Cher Monsieur Robert Pinçon, chers invités de Belgique, du Danemark, de France, des Pays-Bas, de Slovénie, de Pologne, de République Tchèque et de Hongrie,

Madame von Welck et Monsieur Schäffer, représentants de la ville de Hambourg et de l’Etat allemand,

chers amis,


Je m’ adresse à vous aujourd’hui en tant que représentante de la Arbeitsgemeinschaft Neuengamme ( groupe de travail de Neuengamme) qui a été fondé à l’origine pour réprésenter les anciens détenus du Camp de Neuengamme. Mais je vous parle aussi en tant que personne engagée depuis plus de six ans dans les activités pédagogiques de la Gedenkstätte. Entre temps, beaucoup de choses ont changé. Comme mes collègues, j’ai accompagné plus de cent groupes de visiteurs sur les lieux et j’ai partagé leur indignation, leur colère et leur tristesse en trouvant ici des établissements pénitentiaires et non le digne site commémoratif qu’ils s’attendaient à trouver.


Mais nous savons tous que la dignité ne va pas de soi, elle est le résultat de combats. Aujourd’hui, nous nous sommes réunis ici dans ce lieu qui a été conquis de hautes luttes, mais des luttes qui ne sont pas terminées. Nous nous réunissons aujourd’hui dans la KZ-Gedenkstätte Neuengamme; ce n’est pas un endroit à part, nous nous trouvons en plein cœur des débats allemands sur le passé nazi. Ce passé aussi est un sujet de combats. Et, plus que jamais, c’est aujourd’hui que se décide la manière dont on parlera, demain, du national-socialisme.

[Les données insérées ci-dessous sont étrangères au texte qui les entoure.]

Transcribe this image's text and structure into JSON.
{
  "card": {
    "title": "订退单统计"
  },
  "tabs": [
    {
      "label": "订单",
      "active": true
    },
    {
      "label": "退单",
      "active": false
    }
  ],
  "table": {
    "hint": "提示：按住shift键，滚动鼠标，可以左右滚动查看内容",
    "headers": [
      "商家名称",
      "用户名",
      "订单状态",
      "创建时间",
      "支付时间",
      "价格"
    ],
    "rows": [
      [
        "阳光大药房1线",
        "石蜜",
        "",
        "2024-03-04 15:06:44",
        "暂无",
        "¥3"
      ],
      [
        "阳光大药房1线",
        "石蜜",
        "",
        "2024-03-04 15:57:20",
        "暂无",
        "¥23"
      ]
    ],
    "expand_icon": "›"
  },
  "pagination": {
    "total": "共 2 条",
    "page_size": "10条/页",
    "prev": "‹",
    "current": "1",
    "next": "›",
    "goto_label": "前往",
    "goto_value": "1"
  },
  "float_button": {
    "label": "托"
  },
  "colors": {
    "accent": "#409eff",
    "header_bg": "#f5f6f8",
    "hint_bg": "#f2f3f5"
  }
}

Avec colère, nous remarquons qu’il devient de plus en plus facile, de nos jours, de relativiser le national-socialisme et de se servir politiquement des soi-disantes leçons qu’on en a tirées. Nous nous rappelons tous le discours du ministre-président du Bade-Wurtemberg, Günther Oettinger, lors de l’enterrement de l’un de ses prédécesseurs, Hans Filbinger, dans lequel il feint d’ ignorer les crimes nazis commis par celui-ci et tente même de le placer au nombre des résistants au régime nazi !

Nous nous souvenons de Jörg Schönbohm, le ministre de l’intérieur du Brandebourg, qui, lors d’une cérémonie commémorative des survivants du camp de Sachsenhausen, les met en parallèle avec les victimes des camps soviétiques.

Toutes ces personnalités politiques sont toujours en place ; elles représentent un Etat qui se sert du national-socialisme selon ses intérêts. Nous nous rappelons tous comment la mission de la Bundeswehr ( l’armée allemande) au Kosovo a été légitimée par les soi-disantes leçons tirées du national-socialisme.

Aujourd’hui, nous nous sommes réunis ici et nous voulons commémorer. Mais, en tout premier lieu, ce sont des survivants du camp de Neuengamme et des familles des personnes assassinées ici qui ont lutté inlassablement pour que ce lieu devienne la Gedenkstätte. A la lutte pour survivre dans les camps a suivi, trop souvent, la lutte pour la dignité, la lutte pour la réhabilitation et, comme si cela ne suffisait pas déjà, il a encore fallu lutter pour accéder à ces lieux – les lieux de leur souffrance – et y avoir le droit de commémorer. Ils ont lutter contre l’oubli, contre la minimisation, contre le silence et le mépris.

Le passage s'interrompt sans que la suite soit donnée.